Plusieurs prix littéraires lui furent attribués, d’autres pas. Le signaler a du sens: il y avait du jeu… de la prophylaxie, du vaccin, de l’antidote à la célébrité factice et ampoulée chez lui. Pensons seulement à la production d’un roman truculent et caustique intitulé le Prix Sorel… Feigne ne pas comprendre qui peut. Il revendiqua avec fierté la réception d’un autocuiseur pour son anniversaire en 1999, entretint des amitiés profondes, intimes, génétiques, quelques inimitiés également… dont il n’avait à battre ni linge ni céréales. Comment pourrait-il en être autrement lorsqu’un de ses livres porte pour titre délicat et empathique “Je hais les poètes (vivants)!”? L’éléphant en ballerine — mais dans un magasin de vaisselle tout de même — attaché à dessiner avec virtuosité un subtil lacis de violettes sur une théière en porcelaine chinoise.
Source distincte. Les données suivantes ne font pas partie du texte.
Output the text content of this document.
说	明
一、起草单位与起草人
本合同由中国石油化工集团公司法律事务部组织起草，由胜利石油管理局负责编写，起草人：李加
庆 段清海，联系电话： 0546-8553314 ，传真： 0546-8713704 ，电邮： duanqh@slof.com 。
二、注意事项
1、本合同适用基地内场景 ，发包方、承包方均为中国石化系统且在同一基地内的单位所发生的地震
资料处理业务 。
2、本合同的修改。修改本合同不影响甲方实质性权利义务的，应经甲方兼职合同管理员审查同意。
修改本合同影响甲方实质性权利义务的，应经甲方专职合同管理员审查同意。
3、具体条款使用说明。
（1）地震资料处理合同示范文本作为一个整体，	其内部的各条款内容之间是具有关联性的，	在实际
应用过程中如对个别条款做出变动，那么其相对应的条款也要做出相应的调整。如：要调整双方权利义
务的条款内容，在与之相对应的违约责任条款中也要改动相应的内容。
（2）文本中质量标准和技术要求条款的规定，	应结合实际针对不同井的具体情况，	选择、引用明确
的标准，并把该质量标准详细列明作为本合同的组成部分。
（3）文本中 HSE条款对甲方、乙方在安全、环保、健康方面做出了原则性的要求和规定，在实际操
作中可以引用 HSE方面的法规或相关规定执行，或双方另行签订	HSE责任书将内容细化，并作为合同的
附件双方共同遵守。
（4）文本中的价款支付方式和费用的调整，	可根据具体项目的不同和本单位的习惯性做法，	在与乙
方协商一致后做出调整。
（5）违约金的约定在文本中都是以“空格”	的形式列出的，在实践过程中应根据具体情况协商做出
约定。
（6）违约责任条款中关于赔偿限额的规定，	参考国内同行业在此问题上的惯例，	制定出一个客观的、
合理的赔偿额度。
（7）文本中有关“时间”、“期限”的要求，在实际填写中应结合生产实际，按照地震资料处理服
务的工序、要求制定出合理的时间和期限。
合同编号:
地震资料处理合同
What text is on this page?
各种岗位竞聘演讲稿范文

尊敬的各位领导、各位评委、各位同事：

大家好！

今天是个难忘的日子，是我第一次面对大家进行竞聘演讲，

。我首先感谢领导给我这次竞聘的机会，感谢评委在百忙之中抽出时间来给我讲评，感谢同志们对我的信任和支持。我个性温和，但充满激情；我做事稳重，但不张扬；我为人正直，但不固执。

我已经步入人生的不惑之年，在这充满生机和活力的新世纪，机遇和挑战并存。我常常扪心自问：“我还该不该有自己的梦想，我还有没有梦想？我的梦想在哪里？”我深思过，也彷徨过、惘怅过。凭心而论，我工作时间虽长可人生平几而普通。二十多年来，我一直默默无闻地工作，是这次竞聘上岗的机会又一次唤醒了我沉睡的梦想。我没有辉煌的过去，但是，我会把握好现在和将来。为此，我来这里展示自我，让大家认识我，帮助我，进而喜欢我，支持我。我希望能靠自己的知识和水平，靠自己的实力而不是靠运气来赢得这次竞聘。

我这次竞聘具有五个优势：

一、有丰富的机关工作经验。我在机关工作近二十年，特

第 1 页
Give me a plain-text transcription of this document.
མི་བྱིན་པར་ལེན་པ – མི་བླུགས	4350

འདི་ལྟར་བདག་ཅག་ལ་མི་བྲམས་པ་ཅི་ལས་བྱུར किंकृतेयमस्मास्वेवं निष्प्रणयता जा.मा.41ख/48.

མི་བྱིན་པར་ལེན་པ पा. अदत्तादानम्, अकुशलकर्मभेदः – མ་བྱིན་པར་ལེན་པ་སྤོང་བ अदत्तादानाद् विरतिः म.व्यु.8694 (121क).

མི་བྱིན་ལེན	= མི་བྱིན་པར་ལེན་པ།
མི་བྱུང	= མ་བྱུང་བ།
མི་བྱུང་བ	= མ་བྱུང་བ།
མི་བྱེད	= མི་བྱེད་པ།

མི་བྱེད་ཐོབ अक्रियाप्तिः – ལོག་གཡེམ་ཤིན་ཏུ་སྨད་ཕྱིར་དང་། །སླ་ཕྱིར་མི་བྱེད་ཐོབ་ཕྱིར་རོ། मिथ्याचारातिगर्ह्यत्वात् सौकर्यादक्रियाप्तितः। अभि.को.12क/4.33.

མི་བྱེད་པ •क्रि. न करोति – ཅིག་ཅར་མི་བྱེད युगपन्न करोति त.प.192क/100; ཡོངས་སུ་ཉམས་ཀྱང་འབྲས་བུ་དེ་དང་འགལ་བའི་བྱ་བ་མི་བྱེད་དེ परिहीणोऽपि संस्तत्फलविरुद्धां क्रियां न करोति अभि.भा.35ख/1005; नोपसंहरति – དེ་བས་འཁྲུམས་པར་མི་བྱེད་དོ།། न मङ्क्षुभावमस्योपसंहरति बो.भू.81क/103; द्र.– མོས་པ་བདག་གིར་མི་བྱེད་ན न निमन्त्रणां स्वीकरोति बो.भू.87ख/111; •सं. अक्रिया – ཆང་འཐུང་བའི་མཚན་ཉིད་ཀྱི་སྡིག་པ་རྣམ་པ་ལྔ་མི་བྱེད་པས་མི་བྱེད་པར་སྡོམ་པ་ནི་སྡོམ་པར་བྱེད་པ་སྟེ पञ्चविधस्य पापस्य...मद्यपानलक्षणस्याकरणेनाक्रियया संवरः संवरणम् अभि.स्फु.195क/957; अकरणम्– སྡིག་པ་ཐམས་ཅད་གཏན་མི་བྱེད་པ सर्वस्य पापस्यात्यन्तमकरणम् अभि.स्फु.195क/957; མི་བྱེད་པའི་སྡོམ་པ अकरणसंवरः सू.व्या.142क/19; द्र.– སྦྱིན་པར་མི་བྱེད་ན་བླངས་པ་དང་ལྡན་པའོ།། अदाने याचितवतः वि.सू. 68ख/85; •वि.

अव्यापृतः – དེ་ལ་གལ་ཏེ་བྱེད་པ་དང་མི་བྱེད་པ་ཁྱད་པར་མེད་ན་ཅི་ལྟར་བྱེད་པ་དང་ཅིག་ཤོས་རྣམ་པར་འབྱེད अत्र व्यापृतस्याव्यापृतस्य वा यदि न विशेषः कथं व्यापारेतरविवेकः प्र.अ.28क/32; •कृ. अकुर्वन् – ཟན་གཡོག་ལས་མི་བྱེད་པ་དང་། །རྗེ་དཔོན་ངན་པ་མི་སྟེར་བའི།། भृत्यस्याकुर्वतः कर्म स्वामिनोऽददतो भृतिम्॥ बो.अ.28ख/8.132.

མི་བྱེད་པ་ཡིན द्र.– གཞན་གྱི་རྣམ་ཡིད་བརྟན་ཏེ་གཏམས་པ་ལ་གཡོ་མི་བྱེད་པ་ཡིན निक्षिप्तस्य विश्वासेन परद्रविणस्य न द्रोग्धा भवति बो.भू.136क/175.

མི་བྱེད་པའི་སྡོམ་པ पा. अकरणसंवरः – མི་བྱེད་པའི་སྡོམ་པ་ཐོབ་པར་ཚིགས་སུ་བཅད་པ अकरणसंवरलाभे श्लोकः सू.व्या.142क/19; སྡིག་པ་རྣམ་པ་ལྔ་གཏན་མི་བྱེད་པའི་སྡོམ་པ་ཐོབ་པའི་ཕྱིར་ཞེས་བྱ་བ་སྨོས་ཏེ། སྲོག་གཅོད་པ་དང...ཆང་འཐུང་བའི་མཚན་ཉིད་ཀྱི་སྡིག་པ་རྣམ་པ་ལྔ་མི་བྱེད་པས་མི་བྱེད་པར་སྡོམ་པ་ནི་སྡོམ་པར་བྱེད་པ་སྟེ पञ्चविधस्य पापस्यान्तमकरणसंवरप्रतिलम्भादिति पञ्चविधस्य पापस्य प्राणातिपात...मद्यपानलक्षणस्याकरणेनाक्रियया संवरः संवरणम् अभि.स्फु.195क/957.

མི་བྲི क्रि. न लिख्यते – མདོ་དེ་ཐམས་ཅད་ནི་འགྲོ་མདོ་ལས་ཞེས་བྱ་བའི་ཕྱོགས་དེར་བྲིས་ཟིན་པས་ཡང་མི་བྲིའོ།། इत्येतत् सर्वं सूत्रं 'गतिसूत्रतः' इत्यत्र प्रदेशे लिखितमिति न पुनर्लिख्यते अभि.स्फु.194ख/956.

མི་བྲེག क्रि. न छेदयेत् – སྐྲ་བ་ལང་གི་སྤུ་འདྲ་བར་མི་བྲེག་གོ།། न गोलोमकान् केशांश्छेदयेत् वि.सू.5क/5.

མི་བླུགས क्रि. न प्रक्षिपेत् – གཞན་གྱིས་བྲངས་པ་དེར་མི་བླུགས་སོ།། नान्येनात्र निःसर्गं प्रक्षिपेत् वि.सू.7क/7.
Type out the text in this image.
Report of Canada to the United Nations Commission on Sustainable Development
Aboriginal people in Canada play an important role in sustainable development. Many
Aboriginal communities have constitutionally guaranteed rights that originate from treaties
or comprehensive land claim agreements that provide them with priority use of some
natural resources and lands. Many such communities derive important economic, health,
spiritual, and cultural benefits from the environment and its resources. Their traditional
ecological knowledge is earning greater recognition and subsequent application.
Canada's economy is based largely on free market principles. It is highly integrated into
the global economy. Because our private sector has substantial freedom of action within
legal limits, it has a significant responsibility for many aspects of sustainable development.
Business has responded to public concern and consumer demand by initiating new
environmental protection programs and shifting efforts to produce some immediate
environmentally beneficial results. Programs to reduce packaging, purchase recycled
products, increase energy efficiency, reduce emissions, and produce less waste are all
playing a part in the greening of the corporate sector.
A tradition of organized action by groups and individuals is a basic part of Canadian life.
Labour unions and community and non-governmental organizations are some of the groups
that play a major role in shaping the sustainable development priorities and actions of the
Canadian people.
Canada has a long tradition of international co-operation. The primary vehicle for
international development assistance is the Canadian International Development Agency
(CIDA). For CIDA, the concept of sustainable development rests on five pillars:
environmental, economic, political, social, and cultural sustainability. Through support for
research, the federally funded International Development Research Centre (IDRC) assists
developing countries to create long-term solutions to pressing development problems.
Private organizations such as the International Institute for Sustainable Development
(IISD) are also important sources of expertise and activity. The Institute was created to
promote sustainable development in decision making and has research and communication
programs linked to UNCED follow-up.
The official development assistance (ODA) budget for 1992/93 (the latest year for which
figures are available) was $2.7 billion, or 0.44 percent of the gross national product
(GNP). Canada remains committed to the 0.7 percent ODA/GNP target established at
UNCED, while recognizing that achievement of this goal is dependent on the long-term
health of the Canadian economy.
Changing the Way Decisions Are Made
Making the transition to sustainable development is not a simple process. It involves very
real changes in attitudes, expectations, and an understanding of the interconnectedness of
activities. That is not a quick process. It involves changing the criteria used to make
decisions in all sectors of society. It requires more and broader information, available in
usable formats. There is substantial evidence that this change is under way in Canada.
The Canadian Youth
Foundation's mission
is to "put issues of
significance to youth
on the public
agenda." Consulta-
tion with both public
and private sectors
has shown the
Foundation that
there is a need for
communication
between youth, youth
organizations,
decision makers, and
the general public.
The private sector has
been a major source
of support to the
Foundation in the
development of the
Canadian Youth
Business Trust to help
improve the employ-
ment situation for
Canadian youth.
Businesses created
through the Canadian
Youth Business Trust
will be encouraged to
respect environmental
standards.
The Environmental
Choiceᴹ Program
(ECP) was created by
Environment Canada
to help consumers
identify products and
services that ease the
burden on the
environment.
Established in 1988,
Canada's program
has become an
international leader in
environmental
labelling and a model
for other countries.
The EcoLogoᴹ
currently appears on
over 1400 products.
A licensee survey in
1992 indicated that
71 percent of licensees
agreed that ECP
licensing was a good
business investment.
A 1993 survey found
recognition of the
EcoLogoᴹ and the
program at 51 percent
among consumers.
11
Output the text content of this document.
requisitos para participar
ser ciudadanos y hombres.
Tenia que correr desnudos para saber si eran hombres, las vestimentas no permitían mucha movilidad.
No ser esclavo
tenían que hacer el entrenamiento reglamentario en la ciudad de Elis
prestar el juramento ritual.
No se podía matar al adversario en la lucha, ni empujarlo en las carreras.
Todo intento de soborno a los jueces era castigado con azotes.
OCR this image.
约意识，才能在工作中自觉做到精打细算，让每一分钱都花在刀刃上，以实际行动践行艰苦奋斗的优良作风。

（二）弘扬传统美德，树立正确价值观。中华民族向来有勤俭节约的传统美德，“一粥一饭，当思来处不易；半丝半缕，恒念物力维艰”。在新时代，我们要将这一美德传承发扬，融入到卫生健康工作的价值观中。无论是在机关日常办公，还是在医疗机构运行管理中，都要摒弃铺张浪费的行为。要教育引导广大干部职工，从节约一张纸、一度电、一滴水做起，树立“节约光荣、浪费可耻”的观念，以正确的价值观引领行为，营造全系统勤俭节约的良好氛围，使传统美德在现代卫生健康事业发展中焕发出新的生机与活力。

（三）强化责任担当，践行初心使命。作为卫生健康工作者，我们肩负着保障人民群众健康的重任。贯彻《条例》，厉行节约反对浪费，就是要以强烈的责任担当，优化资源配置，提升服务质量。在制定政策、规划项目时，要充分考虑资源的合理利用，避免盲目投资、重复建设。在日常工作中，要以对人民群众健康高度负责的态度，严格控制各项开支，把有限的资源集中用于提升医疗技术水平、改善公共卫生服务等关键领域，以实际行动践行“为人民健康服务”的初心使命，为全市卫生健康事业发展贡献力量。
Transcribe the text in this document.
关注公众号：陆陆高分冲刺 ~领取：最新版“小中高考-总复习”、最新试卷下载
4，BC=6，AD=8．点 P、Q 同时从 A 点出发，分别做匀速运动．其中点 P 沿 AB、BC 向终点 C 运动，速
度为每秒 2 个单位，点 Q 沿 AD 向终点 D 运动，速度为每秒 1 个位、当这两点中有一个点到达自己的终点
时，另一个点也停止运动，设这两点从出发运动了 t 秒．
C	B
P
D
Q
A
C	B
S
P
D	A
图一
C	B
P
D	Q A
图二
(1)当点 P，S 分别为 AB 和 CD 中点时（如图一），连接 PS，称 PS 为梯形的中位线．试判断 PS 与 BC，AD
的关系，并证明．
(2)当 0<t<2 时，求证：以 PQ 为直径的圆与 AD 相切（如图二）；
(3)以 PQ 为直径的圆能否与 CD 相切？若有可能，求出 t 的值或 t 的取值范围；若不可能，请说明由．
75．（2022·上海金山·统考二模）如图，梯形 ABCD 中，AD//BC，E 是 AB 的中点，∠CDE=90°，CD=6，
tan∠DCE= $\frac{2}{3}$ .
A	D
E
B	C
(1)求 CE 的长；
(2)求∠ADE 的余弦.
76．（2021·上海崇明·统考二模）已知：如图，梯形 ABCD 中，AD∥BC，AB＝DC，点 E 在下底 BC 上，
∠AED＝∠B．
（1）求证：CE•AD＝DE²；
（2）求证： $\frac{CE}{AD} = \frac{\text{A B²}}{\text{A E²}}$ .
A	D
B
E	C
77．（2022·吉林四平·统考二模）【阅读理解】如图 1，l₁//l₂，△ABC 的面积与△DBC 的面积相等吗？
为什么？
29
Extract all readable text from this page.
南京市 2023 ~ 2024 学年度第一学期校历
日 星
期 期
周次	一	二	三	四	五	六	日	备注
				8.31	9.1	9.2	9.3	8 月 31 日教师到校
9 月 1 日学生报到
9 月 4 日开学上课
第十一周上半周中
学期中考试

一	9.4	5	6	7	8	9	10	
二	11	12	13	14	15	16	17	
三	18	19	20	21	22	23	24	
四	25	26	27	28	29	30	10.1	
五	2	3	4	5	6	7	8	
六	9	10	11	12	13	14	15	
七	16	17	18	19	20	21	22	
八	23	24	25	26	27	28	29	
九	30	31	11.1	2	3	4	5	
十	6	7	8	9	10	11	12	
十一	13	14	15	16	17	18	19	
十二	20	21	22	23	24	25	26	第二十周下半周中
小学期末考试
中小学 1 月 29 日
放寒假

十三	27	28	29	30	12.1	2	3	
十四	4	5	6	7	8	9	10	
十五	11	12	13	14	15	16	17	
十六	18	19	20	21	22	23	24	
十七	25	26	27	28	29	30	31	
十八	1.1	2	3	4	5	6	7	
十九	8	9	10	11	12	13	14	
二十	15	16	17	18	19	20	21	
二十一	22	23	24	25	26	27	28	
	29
Des mots plein la gorge, dis-je, parce que la langue est une question de mastication, de remuement, de retournement, de déglutition; la littérature: de désarticulation et de mésarticulation de la réalité et des destins. D’invention.

 

Tout ce qu’on racontera, dès à présent que Denys-Louis Colaux a quitté l’état du vivant, est véridique, tout autant que strictement invérifiable. Ne croyez à rien le concernant, lui-même en avait la conviction. Ainsi soit-il. Pour reprendre une de ses auto-dédicatoires formules, cet homme laisse désormais un vide là où son œuvrecomble enfin l’espace en friche qui séparait le tragique braiement de l’âne de Buridan du retentissant hennissement de Pégase.”